We spent the best part of the next day at Funguni Secondary school and spoke with 20 teachers in several groups. All were young and enthusiastically received us. None were from Pangani so most were only dimly aware of its cultural heritage.

Funguni Secondary School’s motto is “Forward Ever, Backward Never”.
Figure 1. Funguni Secondary School’s motto is “Forward Ever, Backward Never”. Photo. P. Hart (click to enlarge)

They wanted to know our thoughts on Evolution, unsure of how to equate the “fact” we were descended from chimpanzees with the fact that chimpanzees were in existence who had not become human. Using the web to find pictorial examples I acquainted them with early hominids as well as various recent extinctions. We moved on to discuss the development of Homo sapiens from central East Africa out into the rest of the world. One teacher asked if we could let him have “any historical films” by memory card or stick, which he could use in his class. My thoughts turned to the many BBC productions which would suit his purpose and made a mental note to pursue his request.

Returning to the subject of encouraging a greater awareness of Pangani’s heritage, it soon emerged that were we to write a number of comprehension texts with appropriate questions focusing on trade, historic buildings and even archaeology, they would be very welcomed and used, not only in English lessons, but also in Civics and History classes. Comprehension exercises form an important part of examinations and we were shown exam papers to better understand the standards expected. While the school had 3 computers and two printers, they lacked ink and paper: factors again relevant to our delivery methods.

Class of lively engaged children
Figure 2. Class of lively engaged children. Photo. P. Hart (click to enlarge)

After several hours talking with the teachers, we were invited to speak to one of the classes. Again the class was large, with 3 pupils often squeezed into a desk made for two. We observed for a while as the class was taught how to write a speech; this included their working in groups to produce one. After which, to stimulate discussion, I showed them photos, on my computer, of some of the historic buildings and of the dig in progress, and invited them to the  Open Day.
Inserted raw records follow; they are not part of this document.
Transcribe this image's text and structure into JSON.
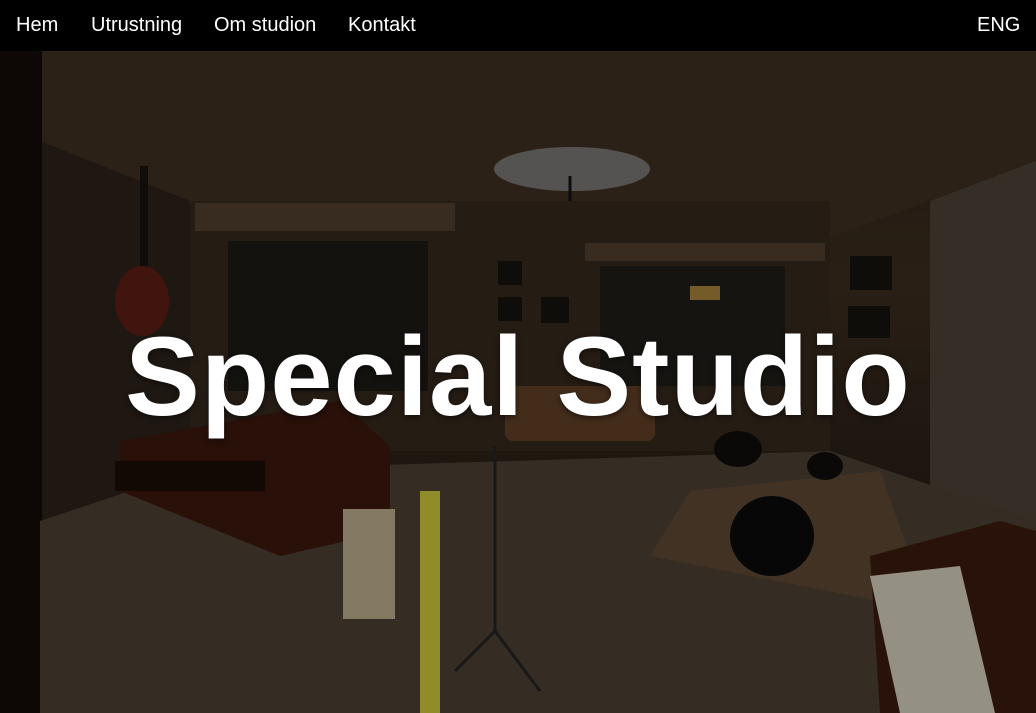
{
  "nav": {
    "items": [
      {
        "label": "Hem"
      },
      {
        "label": "Utrustning"
      },
      {
        "label": "Om studion"
      },
      {
        "label": "Kontakt"
      }
    ],
    "language": "ENG"
  },
  "hero": {
    "title": "Special Studio"
  },
  "colors": {
    "nav_background": "#000000",
    "nav_text": "#ffffff",
    "title_text": "#ffffff"
  }
}
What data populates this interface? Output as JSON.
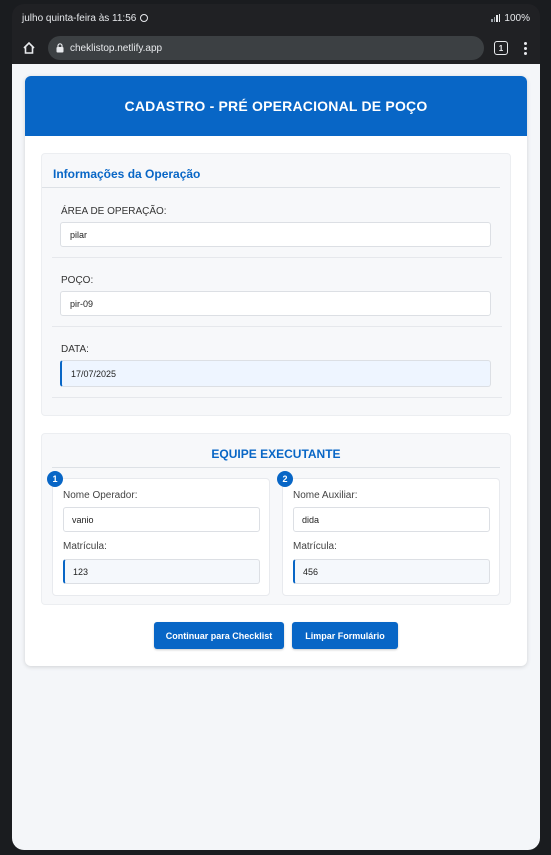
{
  "statusbar": {
    "time_text": "julho quinta-feira às 11:56",
    "battery": "100%"
  },
  "browser": {
    "url": "cheklistop.netlify.app",
    "tab_count": "1"
  },
  "page": {
    "header_title": "CADASTRO - PRÉ OPERACIONAL DE POÇO",
    "info_section": {
      "title": "Informações da Operação",
      "area_label": "ÁREA DE OPERAÇÃO:",
      "area_value": "pilar",
      "poco_label": "POÇO:",
      "poco_value": "pir-09",
      "data_label": "DATA:",
      "data_value": "17/07/2025"
    },
    "team_section": {
      "title": "EQUIPE EXECUTANTE",
      "members": [
        {
          "badge": "1",
          "name_label": "Nome Operador:",
          "name_value": "vanio",
          "mat_label": "Matrícula:",
          "mat_value": "123"
        },
        {
          "badge": "2",
          "name_label": "Nome Auxiliar:",
          "name_value": "dida",
          "mat_label": "Matrícula:",
          "mat_value": "456"
        }
      ]
    },
    "buttons": {
      "continue": "Continuar para Checklist",
      "clear": "Limpar Formulário"
    }
  },
  "colors": {
    "primary": "#0866c6",
    "page_bg": "#f4f6f9"
  }
}
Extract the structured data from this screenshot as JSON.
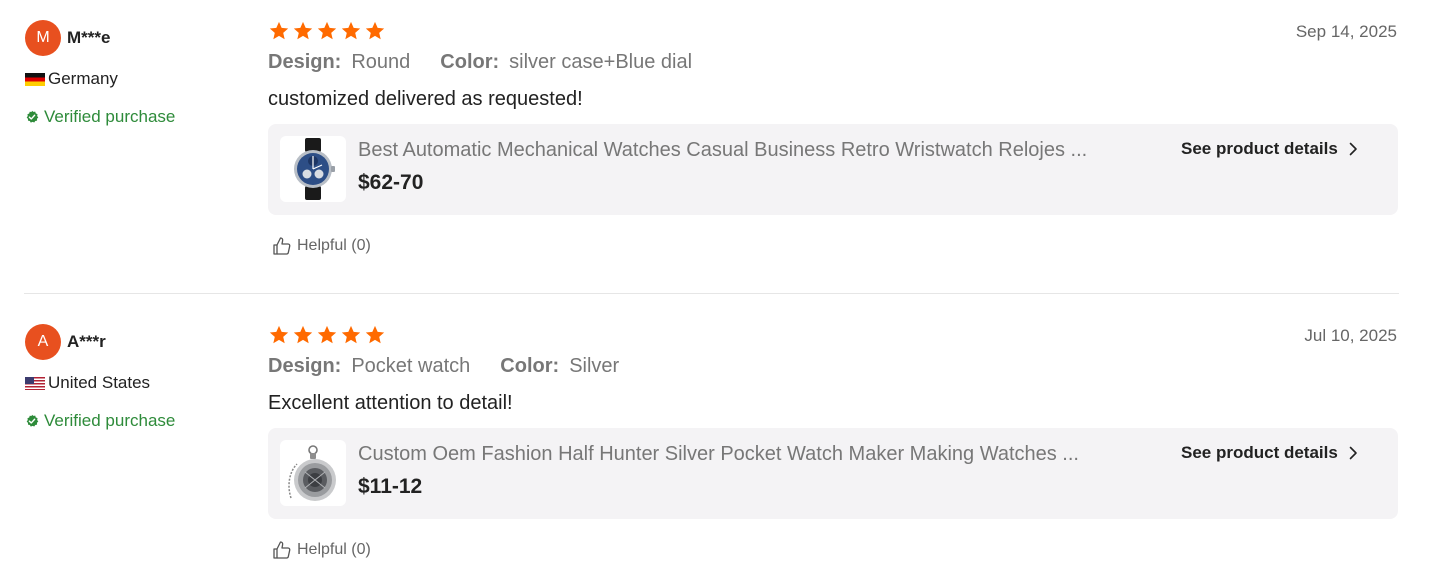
{
  "colors": {
    "avatar_bg": "#e8501f",
    "star": "#ff6a00",
    "verified": "#2e8b3a",
    "card_bg": "#f4f3f5"
  },
  "reviews": [
    {
      "avatar_letter": "M",
      "username": "M***e",
      "country": "Germany",
      "flag_icon": "germany-flag-icon",
      "verified_label": "Verified purchase",
      "rating": 5,
      "date": "Sep 14, 2025",
      "sku": [
        {
          "key": "Design:",
          "value": "Round"
        },
        {
          "key": "Color:",
          "value": "silver case+Blue dial"
        }
      ],
      "comment": "customized delivered as requested!",
      "product": {
        "title": "Best Automatic Mechanical Watches Casual Business Retro Wristwatch Relojes ...",
        "price": "$62-70",
        "details_label": "See product details",
        "thumbnail_icon": "wristwatch-icon"
      },
      "helpful_label": "Helpful (0)"
    },
    {
      "avatar_letter": "A",
      "username": "A***r",
      "country": "United States",
      "flag_icon": "us-flag-icon",
      "verified_label": "Verified purchase",
      "rating": 5,
      "date": "Jul 10, 2025",
      "sku": [
        {
          "key": "Design:",
          "value": "Pocket watch"
        },
        {
          "key": "Color:",
          "value": "Silver"
        }
      ],
      "comment": "Excellent attention to detail!",
      "product": {
        "title": "Custom Oem Fashion Half Hunter Silver Pocket Watch Maker Making Watches ...",
        "price": "$11-12",
        "details_label": "See product details",
        "thumbnail_icon": "pocket-watch-icon"
      },
      "helpful_label": "Helpful (0)"
    }
  ]
}
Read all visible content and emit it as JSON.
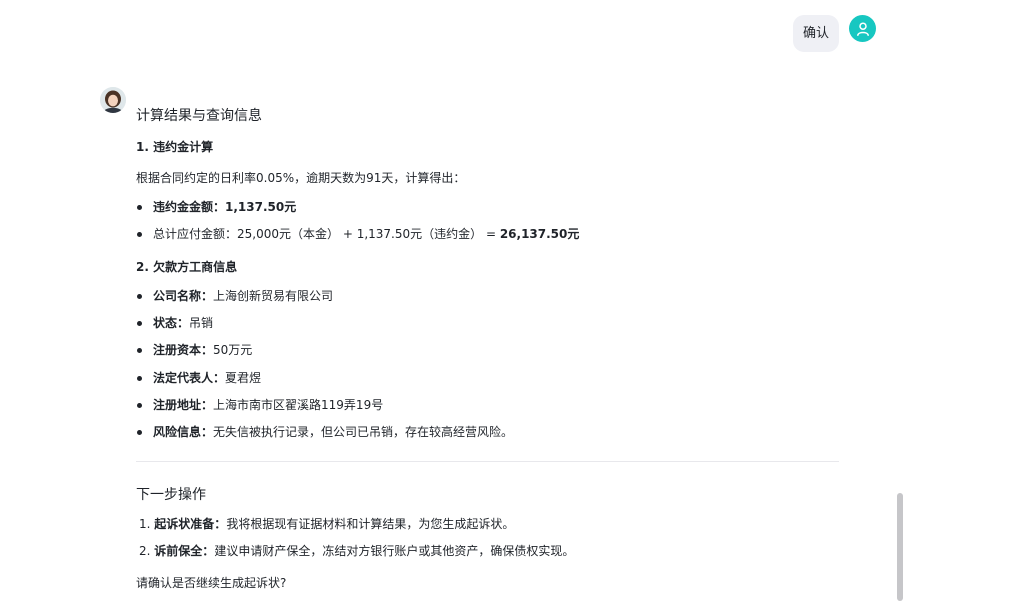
{
  "user_message": "确认",
  "reply": {
    "heading": "计算结果与查询信息",
    "section1_title": "1. 违约金计算",
    "section1_intro": "根据合同约定的日利率0.05%，逾期天数为91天，计算得出：",
    "penalty": {
      "label": "违约金金额：",
      "value": "1,137.50元"
    },
    "total": {
      "label": "总计应付金额：",
      "expr": "25,000元（本金） + 1,137.50元（违约金） = ",
      "value": "26,137.50元"
    },
    "section2_title": "2. 欠款方工商信息",
    "company_info": [
      {
        "label": "公司名称",
        "value": "上海创新贸易有限公司"
      },
      {
        "label": "状态",
        "value": "吊销"
      },
      {
        "label": "注册资本",
        "value": "50万元"
      },
      {
        "label": "法定代表人",
        "value": "夏君煜"
      },
      {
        "label": "注册地址",
        "value": "上海市南市区翟溪路119弄19号"
      },
      {
        "label": "风险信息",
        "value": "无失信被执行记录，但公司已吊销，存在较高经营风险。"
      }
    ],
    "next_heading": "下一步操作",
    "next_steps": [
      {
        "num": "1.",
        "label": "起诉状准备",
        "value": "我将根据现有证据材料和计算结果，为您生成起诉状。"
      },
      {
        "num": "2.",
        "label": "诉前保全",
        "value": "建议申请财产保全，冻结对方银行账户或其他资产，确保债权实现。"
      }
    ],
    "closing_question": "请确认是否继续生成起诉状?"
  },
  "colors": {
    "text": "#1f2329",
    "user_bubble": "#eff0f5",
    "user_avatar": "#17c7c1"
  },
  "icons": {
    "user_avatar": "user-icon",
    "bot_avatar": "assistant-avatar"
  }
}
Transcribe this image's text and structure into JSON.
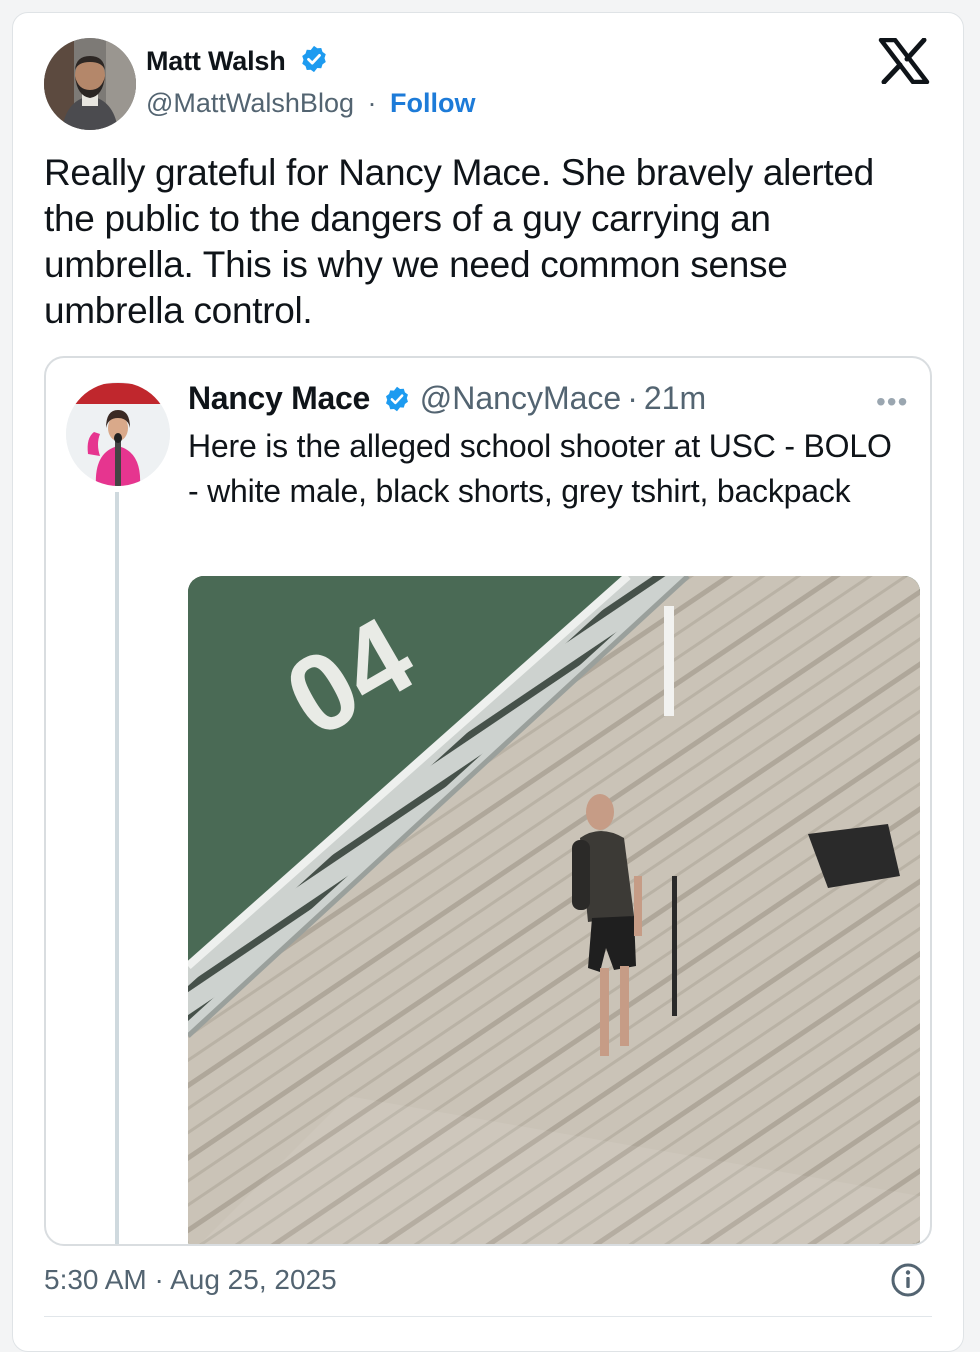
{
  "author": {
    "name": "Matt Walsh",
    "handle": "@MattWalshBlog",
    "separator": "·",
    "follow_label": "Follow",
    "verified": true
  },
  "tweet": {
    "text": "Really grateful for Nancy Mace. She bravely alerted the public to the dangers of a guy carrying an umbrella. This is why we need common sense umbrella control."
  },
  "quoted": {
    "name": "Nancy Mace",
    "handle": "@NancyMace",
    "separator": "·",
    "time": "21m",
    "more_label": "•••",
    "text": "Here is the alleged school shooter at USC - BOLO - white male, black shorts, grey tshirt, backpack"
  },
  "footer": {
    "timestamp": "5:30 AM · Aug 25, 2025"
  },
  "icons": {
    "verified": "verified-badge-icon",
    "brand": "x-logo-icon",
    "info": "info-icon"
  },
  "colors": {
    "link": "#1d7bd8",
    "verified": "#1d9bf0",
    "text": "#0f1419",
    "muted": "#536471"
  }
}
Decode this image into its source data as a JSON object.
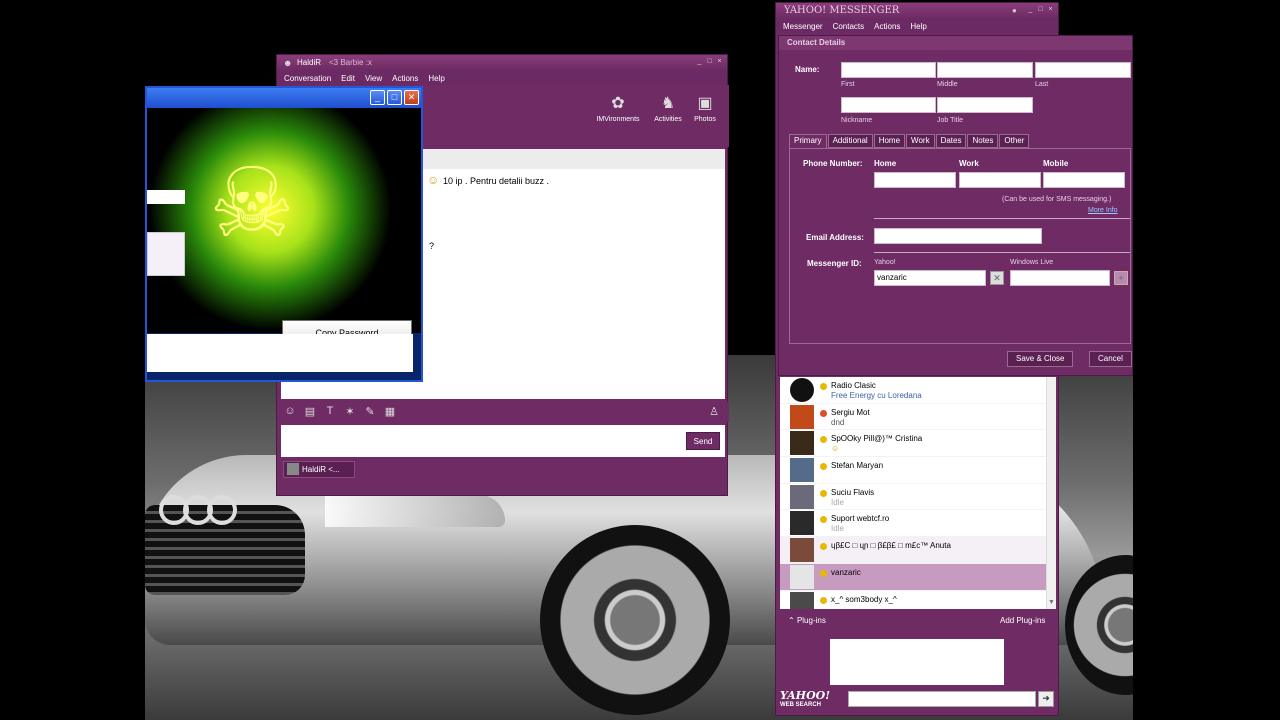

Over the next few days I visited five other schools and made return visits to three of them to deliver the Activity Sheets, discuss how they can be used and to talk with classes. The topics were archaeology, with questions about how an archaeologist might know where to dig; and historic buildings, and what they can tell us about Pangani’s past. From the warmth of our reception, and the breadth of the smiles, the visits were interesting experiences enjoyed by all.

Choba Primary School
Figure 3. Chuba Primary School. Photo. P. Hart (click to enlarge)
Lack of resources means even discarded sacks are made into posters.
Figure 4. Lack of resources means even discarded sacks are made into posters. Photo. P. Hart (click to enlarge)

My visit to Choba Primary also resulted in the head deciding to immediately take as many children as two jeeps could carry to visit the site: 22 children saw the excavation !

The poverty of the area is reflected in the schools, and even the teachers who told me they had “all the gadgets,” sat in breeze block classrooms with bare walls. It was clear that any additional teaching materials would be gratefully received, however all schools were eager for comprehension texts and a few posters.

Yes, education in Pangani, and perhaps in Tanzania, as in many places, needs a lot of help ... but the dedication, enthusiasm and passion of the teachers we met is second to none.